“The funkiest UFO in the galaxy is about to land in Chocolate City.”


News vis M. S. le Despencer, thanks!

Best lead to a new article EVER, right?

Smithsonian’s National Museum of African American History and Culture, which will open its doors at in 2015, has acquired Parliament’s Funkadelic Mothership (the second incarnation, that is — the first having long-since departed for other galaxies).

The legendary stage prop will serve as a crucial building block of the museum’s permanent display permanent music exhibition. Via Funk Music News:

When the band lowered the Mothership from the rafters of the Capital Centre in Landover in 1977, the response was rapturous. Not only was it instantly stunning — it felt like a cosmic metaphor for the sense of possibility that followed the civil rights movement.

That symbolism isn’t lost on the Smithsonian.

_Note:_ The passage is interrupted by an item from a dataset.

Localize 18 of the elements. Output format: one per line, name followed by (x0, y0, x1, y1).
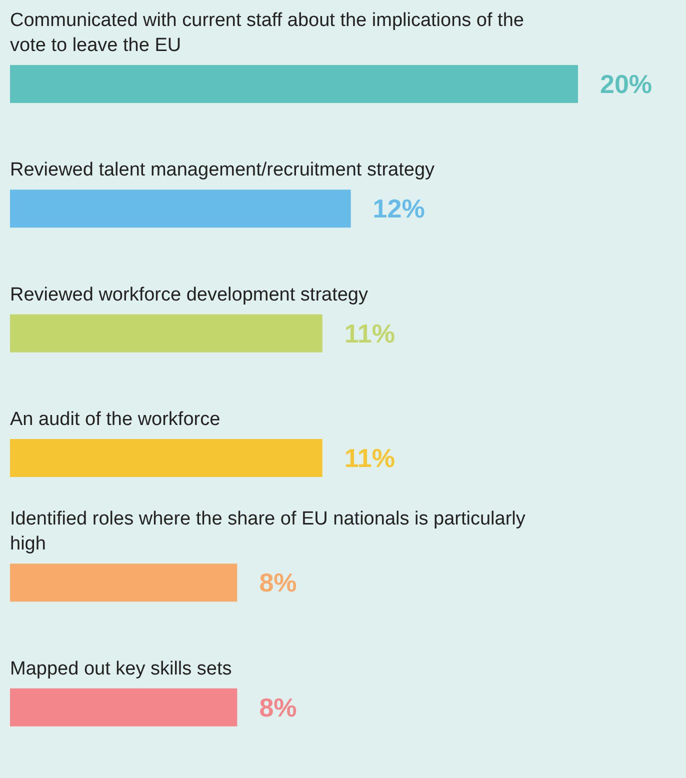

“With large iconic objects like this, we can tap into . . . themes of movement and liberation that are a constant in African-American culture,” says Dwandalyn R. Reece, curator of music and performing arts for the museum. “The Mothership as this mode of transport really fits into this musical trope in African American culture about travel and transit.”

It will be exhibited alongside other artifacts from American music history — Louis Armstrong’s trumpet, James Brown’s stage costumes, Lena Horne’s evening gowns. But it will be the only spaceship.

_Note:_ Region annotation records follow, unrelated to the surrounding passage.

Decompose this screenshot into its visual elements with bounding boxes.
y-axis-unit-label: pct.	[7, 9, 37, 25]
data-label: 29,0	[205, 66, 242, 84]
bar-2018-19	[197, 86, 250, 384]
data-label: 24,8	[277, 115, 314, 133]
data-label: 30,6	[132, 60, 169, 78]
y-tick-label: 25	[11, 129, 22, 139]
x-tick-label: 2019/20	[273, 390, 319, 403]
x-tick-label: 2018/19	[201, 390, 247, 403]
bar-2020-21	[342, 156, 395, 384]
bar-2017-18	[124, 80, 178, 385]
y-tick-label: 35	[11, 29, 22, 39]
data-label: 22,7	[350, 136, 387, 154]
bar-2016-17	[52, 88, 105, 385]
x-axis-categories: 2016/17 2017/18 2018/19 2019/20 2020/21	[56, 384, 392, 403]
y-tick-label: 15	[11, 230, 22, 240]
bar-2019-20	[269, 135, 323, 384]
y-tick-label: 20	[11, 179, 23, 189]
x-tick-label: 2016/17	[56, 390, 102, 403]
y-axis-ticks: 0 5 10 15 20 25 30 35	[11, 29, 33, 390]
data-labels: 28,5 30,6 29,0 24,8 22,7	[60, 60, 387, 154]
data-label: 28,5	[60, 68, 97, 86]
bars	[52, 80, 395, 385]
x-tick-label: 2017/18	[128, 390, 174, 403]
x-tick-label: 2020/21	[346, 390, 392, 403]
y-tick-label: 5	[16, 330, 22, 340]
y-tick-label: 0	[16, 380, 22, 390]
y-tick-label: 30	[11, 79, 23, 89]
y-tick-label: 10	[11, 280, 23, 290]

YES!! “Free your mind and come fly with me… it’s hip! On the Mothership. Swing down, sweet chariot, stop, and let me ride…”

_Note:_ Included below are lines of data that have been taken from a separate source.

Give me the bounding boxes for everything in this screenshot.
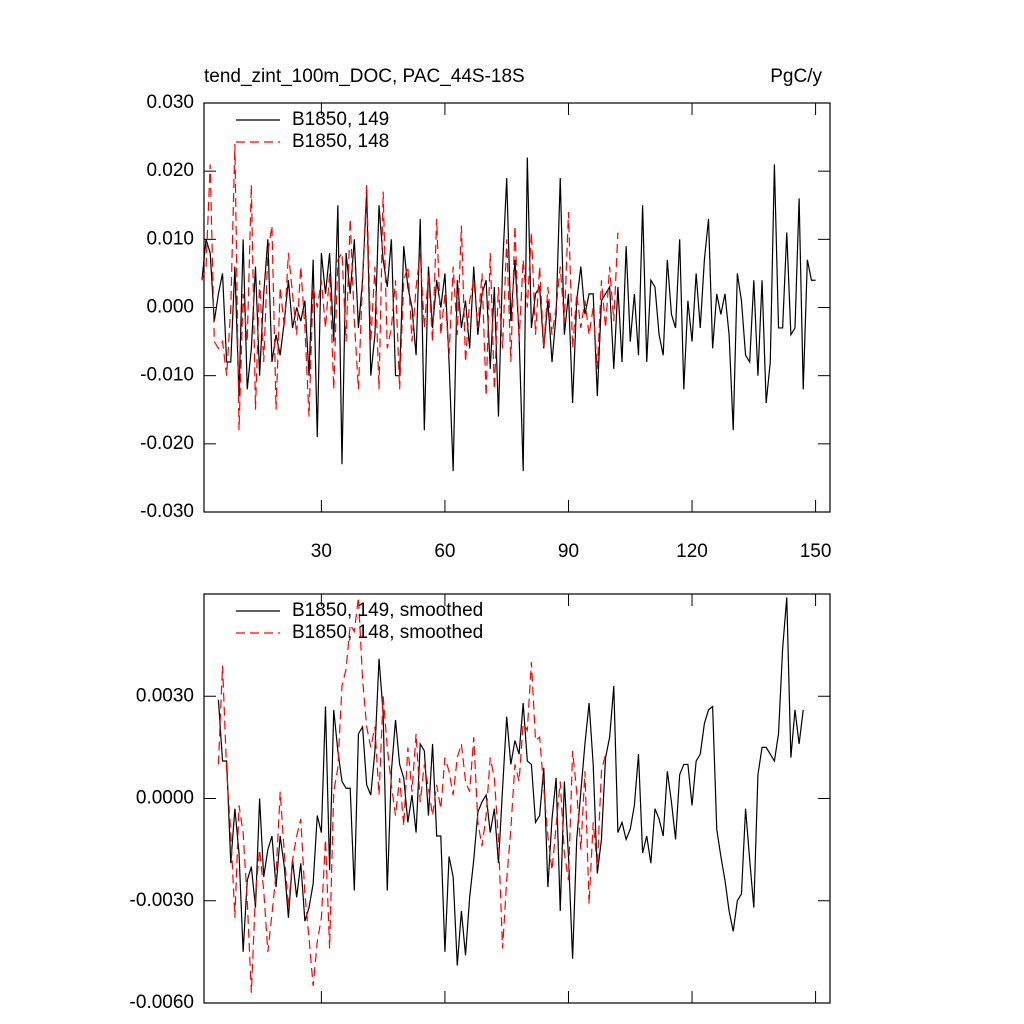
y-tick-label: 0.0000: [136, 788, 194, 809]
y-tick-label: 0.0030: [136, 685, 194, 706]
x-tick-label: 120: [676, 541, 708, 562]
data-line: [201, 143, 619, 431]
y-tick-label: 0.030: [146, 92, 194, 113]
y-tick-label: 0.020: [146, 160, 194, 181]
y-tick-label: -0.020: [140, 433, 194, 454]
x-tick-label: 30: [311, 541, 332, 562]
legend-label: B1850, 149: [292, 109, 389, 130]
x-tick-label: 90: [558, 541, 579, 562]
x-tick-label: 150: [800, 541, 832, 562]
units-label: PgC/y: [770, 66, 822, 87]
y-tick-label: 0.010: [146, 228, 194, 249]
x-tick-label: 60: [434, 541, 455, 562]
legend-label: B1850, 148: [292, 131, 389, 152]
chart-title: tend_zint_100m_DOC, PAC_44S-18S: [204, 66, 525, 87]
y-tick-label: 0.000: [146, 297, 194, 318]
legend-label: B1850, 148, smoothed: [292, 622, 483, 643]
data-line: [217, 597, 607, 993]
data-line: [217, 597, 804, 966]
y-tick-label: -0.030: [140, 501, 194, 522]
y-tick-label: -0.0030: [130, 890, 194, 911]
legend-label: B1850, 149, smoothed: [292, 600, 483, 621]
y-tick-label: -0.0060: [130, 992, 194, 1013]
y-tick-label: -0.010: [140, 365, 194, 386]
plot-frame: [203, 593, 831, 1004]
data-line: [201, 157, 816, 472]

4 Responses to ““The funkiest UFO in the galaxy is about to land in Chocolate City.””

  1. Tertiary Says:

    The person in charge of collections there clearly has excellent taste.

  2. Blue Stahli Says:

    I love that I can now say “The Smithsonian just made their funk the P-Funk” and be stating an actual fact.

  3. JMG Says:

    Hopefully coming soon: The Clones of Dr. Funkenstein at the Natural History Museum.

  4. JMG Says:

    Actually no, that should be the science museum. Durr.